The text is accompanied by maps, illustrating the interrelationship between Mayan city-states, and by some black and white photos of significant buildings, stelae, and carvings which are examples of history and culture. These exhibits enhance the narrative by showing the faces of some of the rulersand the very imposing structures which were built to support the system of the divine king who ruled with the permission of the Mayan gods and acted as an intermediary between the people and the cosmos.

Mayan religion, which has been shown to be particulary blood-thirsty, worked for over two thousand years. Unlike the Aztecs who were late comers to the neighborhood, the Mayan ruling class made the personal sacrifice of their own blood in a ritual that was part of other ceremonies, such as the sacred ball game. These practices, and why they were so important, are discussed in the text.

Once a great mystery, the downfall of this elaborate religious state, has now been explained. Many different factors combined to cause the Mayan state to collapse in on itself. They include climate change, the failure of the divine king centered political system, and the conquest by the Spanish conquistadores. Two of the great gifts given to the world by this culture are it's elaborate art andarchitecture, and the most detailed and accurate calendar system that continue to fascinate us all today.
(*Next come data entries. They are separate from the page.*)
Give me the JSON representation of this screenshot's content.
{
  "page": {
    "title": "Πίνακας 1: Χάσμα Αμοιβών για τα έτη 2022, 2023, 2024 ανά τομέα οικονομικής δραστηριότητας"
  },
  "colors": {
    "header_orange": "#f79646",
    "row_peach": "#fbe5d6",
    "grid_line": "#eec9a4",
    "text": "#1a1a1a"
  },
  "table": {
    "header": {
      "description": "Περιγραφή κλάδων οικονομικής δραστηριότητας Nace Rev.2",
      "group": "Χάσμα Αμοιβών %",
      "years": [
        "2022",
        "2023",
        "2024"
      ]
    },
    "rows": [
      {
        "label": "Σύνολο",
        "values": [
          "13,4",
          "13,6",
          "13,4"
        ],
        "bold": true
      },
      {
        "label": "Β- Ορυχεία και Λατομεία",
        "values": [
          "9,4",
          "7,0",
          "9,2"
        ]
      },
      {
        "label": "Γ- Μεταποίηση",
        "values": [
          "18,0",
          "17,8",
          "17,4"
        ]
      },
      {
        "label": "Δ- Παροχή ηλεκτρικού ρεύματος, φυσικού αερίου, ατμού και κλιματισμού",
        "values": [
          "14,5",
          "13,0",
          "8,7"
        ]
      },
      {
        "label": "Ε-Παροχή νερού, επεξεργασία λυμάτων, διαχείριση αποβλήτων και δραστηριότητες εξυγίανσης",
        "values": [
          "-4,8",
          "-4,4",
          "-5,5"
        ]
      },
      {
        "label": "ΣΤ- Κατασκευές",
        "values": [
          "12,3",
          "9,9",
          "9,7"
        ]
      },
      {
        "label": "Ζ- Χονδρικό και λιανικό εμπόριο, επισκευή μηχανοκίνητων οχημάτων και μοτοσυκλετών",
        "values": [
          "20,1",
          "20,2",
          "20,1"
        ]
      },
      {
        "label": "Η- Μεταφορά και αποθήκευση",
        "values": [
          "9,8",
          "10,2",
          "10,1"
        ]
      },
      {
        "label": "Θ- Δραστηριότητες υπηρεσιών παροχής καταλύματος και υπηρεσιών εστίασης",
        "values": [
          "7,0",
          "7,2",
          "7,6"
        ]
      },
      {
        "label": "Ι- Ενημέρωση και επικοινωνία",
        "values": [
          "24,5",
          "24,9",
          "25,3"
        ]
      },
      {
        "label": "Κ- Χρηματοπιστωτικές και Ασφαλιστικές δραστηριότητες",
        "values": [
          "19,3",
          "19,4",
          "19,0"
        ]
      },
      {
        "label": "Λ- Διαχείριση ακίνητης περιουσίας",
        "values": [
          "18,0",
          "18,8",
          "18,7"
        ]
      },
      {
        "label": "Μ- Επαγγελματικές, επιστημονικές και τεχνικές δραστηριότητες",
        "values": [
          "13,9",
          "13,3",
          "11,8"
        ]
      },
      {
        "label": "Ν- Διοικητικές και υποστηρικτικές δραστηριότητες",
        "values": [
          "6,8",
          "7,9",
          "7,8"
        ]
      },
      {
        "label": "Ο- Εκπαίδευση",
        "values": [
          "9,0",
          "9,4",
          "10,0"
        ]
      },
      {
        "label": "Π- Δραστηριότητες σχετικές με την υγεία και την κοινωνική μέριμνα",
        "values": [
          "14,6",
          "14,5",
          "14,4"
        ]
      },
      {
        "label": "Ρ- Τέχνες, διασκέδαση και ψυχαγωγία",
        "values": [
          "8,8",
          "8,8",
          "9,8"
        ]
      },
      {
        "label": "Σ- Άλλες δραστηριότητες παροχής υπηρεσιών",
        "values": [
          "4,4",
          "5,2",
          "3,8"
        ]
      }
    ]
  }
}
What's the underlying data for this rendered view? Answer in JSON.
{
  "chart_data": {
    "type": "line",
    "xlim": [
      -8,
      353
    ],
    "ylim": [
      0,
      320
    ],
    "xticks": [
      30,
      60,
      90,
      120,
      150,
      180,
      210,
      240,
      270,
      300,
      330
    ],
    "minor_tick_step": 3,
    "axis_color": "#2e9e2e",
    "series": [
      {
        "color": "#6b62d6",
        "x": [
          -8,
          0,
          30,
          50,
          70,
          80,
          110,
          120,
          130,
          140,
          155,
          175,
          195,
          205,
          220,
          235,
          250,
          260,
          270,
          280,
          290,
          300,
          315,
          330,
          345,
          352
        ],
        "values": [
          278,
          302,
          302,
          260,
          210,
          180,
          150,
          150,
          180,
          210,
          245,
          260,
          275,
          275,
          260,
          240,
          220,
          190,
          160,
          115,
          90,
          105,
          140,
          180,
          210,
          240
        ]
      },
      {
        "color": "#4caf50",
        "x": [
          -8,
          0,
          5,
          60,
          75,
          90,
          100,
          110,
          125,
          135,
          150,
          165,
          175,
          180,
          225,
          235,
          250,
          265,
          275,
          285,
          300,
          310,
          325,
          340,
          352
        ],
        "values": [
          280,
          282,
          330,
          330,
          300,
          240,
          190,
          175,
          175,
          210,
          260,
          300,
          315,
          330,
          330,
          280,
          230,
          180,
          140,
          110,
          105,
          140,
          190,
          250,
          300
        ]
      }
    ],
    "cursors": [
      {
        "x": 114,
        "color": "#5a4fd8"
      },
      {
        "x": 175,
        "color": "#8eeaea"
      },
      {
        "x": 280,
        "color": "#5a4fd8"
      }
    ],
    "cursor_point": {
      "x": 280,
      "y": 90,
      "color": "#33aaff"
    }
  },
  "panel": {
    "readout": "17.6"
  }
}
I hated for this book to come to a close, but like all epic novels, the story does come to an end. Unlike a novel, this book would make an excellent text book for a Mesoamerican History class. The annotated bibliography at the back of the book gives the reader a chance to continue his reading about the Maya and further immerse himself in the many gifts this civilization has brought to the world.

Reviewed by Helen Parramore, Ed. D. for Midwest Book Review

We read the histories of ancient civilizations in the ruins they left behind. Their crumbling cities and fragments of statuary tell us where the ancients lived, who they were, how they lived, what they looked like, who their gods were and how they were worshipped. In arid places, deserts and rocky or mountainous terrain, the ruins of ancient cities often remain visible for centuries, but in the lush tropical lands of Central America, the forest, like a great serpent, swallows them whole. These civilizations, such as the Olmec, Maya and Aztec stretch back 3000 years or more, and left behind many great cities abandoned because of war, disease, or other disasters. The forest, like a greedy landlord, reclaimed its loans quickly.

 These hidden cities from early western civilizations have given modern explorers—archeologists, anthropologists, scholars and adventurers—a rich and wonderful playground for research. Instead of the primitive cultures the early European explorers claimed them to be, modern research, beginning around 1850 and continuing to the present, has proven they were highly developed civilizations with extensive knowledge of astronomy, agriculture, mathematics, written language, and arts. The story of this discovery and the people who have been deeply involved in the process, is the focus of this extraordinary book, which is generously illustrated with many maps and photos by Mr. Glassman.  One striking photo shows an ancient Olmec sculpture of a head posed with a contemporary resident who could easily have been the model for the original. Although the authors take on a huge panoramic view of these cultures and their history, such close-ups manage to convey a surprising intimacy. However, the authors’ interests are not only on the civilizations uncovered, but on the people who did the uncovering as well. Their energy, interests, ambition, imagination, determination; their successes, failures, losses and wins; and their highly competitive spirits, are every bit as interesting to read about as the peoples from the past whom they sought to discover. It’s an interesting and informative account of Who’s Who in Central American VIP’s from the distant past to the 20th Century.